Secara umum, konsep THHP tidak dapat dinyatakan secara universal dan global. Namun, banyak pakar telah membandingkan THHP dengan "gunung es tiga lapis" dengan dua lapisan yang terlihat dan satu lapisan tersembunyi, yang telah diakui secara luas. Dapat dikatakan bahwa ini merupakan inisiatif yang membantu kita memiliki cara yang lebih sederhana dan intuitif untuk mengenali THHP.
Kelas "terlihat", yang memberikan kesan kuat adalah keluasan, keteraturan, kehijauan, kebersihan, dan keindahannya. Semua orang akan puas dengan penataan lanskap bangunan, yang diwakili oleh kewajarannya, identitas budaya yang kuat, dan kedekatannya dengan sekolah. Keunggulan dan perbedaan tersebut disebabkan oleh seragam dan lencana guru dan siswa. Khususnya, hal itu dapat dirasakan secara halus, melalui suara siswa yang bercanda atau senyum cerah para guru... Konon, hanya dengan mengamati atau berinteraksi dengan penjaga gerbang sekolah, seseorang dapat melihat seperti apa hubungan di sekolah nantinya.
Banyak slogan dan ungkapan yang mengingatkan kita pada komunitas sekolah, mudah dipahami, dan mudah menyentuh hati: "Sekolah bahagia", "Setiap hari di sekolah adalah hari yang bahagia", atau "Sekolah adalah rumahku". Dapat dikatakan bahwa dalam kelas penghargaan ini, kita selalu merasakan emosi yang menyenangkan, yang berlalu begitu saja, namun membawa kehangatan dan kasih sayang yang mendalam dari tuan rumah dan tamu ketika mereka datang untuk merasakan sekolah ini.
Lapisan berikutnya diidentifikasi melalui perilaku warga sekolah, yang tercermin dalam cara mereka memperlakukan satu sama lain dan pasangannya, yang merupakan perwujudan norma-norma budaya dalam kehidupan, kegiatan pendidikan , aspek-aspek yang berkaitan dengan harga diri, hubungan interpersonal antara guru dan siswa, serta antara rekan kerja dan sesama siswa. Kita juga dapat mengidentifikasinya melalui "kata-kata, suara, gaya komunikasi, dan perilaku".
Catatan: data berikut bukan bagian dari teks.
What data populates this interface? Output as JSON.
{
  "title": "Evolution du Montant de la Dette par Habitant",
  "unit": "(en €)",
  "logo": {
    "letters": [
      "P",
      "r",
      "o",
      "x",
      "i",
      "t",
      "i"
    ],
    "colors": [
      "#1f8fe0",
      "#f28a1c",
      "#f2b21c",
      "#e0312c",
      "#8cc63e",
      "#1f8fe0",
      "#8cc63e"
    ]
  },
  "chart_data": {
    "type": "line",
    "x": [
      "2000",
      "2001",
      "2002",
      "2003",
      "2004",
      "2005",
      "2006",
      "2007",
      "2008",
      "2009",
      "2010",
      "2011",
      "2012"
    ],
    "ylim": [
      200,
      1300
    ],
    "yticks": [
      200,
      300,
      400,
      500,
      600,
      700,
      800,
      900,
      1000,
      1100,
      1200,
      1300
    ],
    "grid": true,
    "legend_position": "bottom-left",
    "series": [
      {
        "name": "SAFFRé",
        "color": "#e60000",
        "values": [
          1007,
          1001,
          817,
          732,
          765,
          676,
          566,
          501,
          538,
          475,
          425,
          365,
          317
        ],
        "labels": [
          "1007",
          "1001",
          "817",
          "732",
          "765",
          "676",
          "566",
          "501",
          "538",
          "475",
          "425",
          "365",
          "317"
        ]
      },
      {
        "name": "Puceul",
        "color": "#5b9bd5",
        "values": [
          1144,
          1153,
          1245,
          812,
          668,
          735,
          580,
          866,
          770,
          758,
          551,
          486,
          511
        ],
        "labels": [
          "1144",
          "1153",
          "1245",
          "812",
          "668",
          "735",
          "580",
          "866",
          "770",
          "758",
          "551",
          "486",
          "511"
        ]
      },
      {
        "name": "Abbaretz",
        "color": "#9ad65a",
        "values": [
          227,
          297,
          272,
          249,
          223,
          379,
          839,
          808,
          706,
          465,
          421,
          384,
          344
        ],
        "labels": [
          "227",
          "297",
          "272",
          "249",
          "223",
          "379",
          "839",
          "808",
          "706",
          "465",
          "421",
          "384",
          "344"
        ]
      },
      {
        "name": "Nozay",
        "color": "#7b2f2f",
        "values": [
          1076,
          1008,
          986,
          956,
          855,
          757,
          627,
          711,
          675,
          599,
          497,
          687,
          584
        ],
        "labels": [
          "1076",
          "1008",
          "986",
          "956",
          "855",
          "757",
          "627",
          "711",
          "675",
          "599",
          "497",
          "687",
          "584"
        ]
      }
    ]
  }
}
Di kelas sebelumnya, kita menyadari bahwa emosi sedang melonjak dan bergejolak. Di kelas ini, kita perlu lebih mengendalikan emosi kita dan awalnya menganalisis dan memahami lingkungan budaya sekolah yang sehat secara mendalam. Orang-orang nyata, peristiwa nyata, dan perilaku nyata hadir di sekolah. Bentuk standar sapaan di sekolah adalah guru dan siswa. Cara menyapa sesuai usia dan hierarki dalam keluarga atau masyarakat tidak akan dipertahankan di lingkungan sekolah ini. Siswa sopan dan hormat kepada guru tetapi harus alami, tulus dan tidak dipaksakan. Guru dan siswa memiliki ruang mereka sendiri, tetapi tetap tidak merasa terisolasi dan terasing. Belajar di ruang yang berkelanjutan dengan lingkungan yang memastikan cahaya, suhu, kebisingan, kebersihan, dan makanan bergizi sehari-hari. Area bangunan tambahan harus diubah menjadi area utama, bersih, nyaman dan ramah bagi guru dan siswa.
Lapisan terakhir adalah "bagian tersembunyi", yang sulit dilihat tetapi menentukan keseluruhan bagian permukaan, yaitu standar nilai lingkungan budaya sekolah: nilai-nilai (kebenaran, kebaikan, keindahan), keyakinan, harapan, kesadaran; hubungan, ruang sekolah, dan organisasi kurikulum sekolah. Tanda-tanda yang perlu diperhatikan pada lapisan terakhir ini adalah melalui sikap dan tanggung jawab terhadap pengembangan sekolah; gaya kepemimpinan; tingkat profesionalisme dalam melaksanakan kegiatan pendidikan warga sekolah; "berbicara dan bertindak", bukan karena penyakit pencapaian virtual. Tentukan visi yang perlu diimplementasikan sekolah, yang mampu dilakukan dalam jangka menengah dan panjang, serta rencana pengembangan THHP yang terperinci dan layak. Oleh karena itu, dibutuhkan waktu untuk meneliti, mempelajari, mewawancarai guru dan siswa untuk secara akurat mengidentifikasi cara THHP yang sangat "nyata" dan berkelanjutan.
Membangun THHP itu sulit, mempertahankan dan mengembangkannya secara berkelanjutan untuk generasi mendatang juga tidak mudah. THHP selalu menjadi tujuan dan jalan untuk meningkatkan kualitas pendidikan di era inovasi.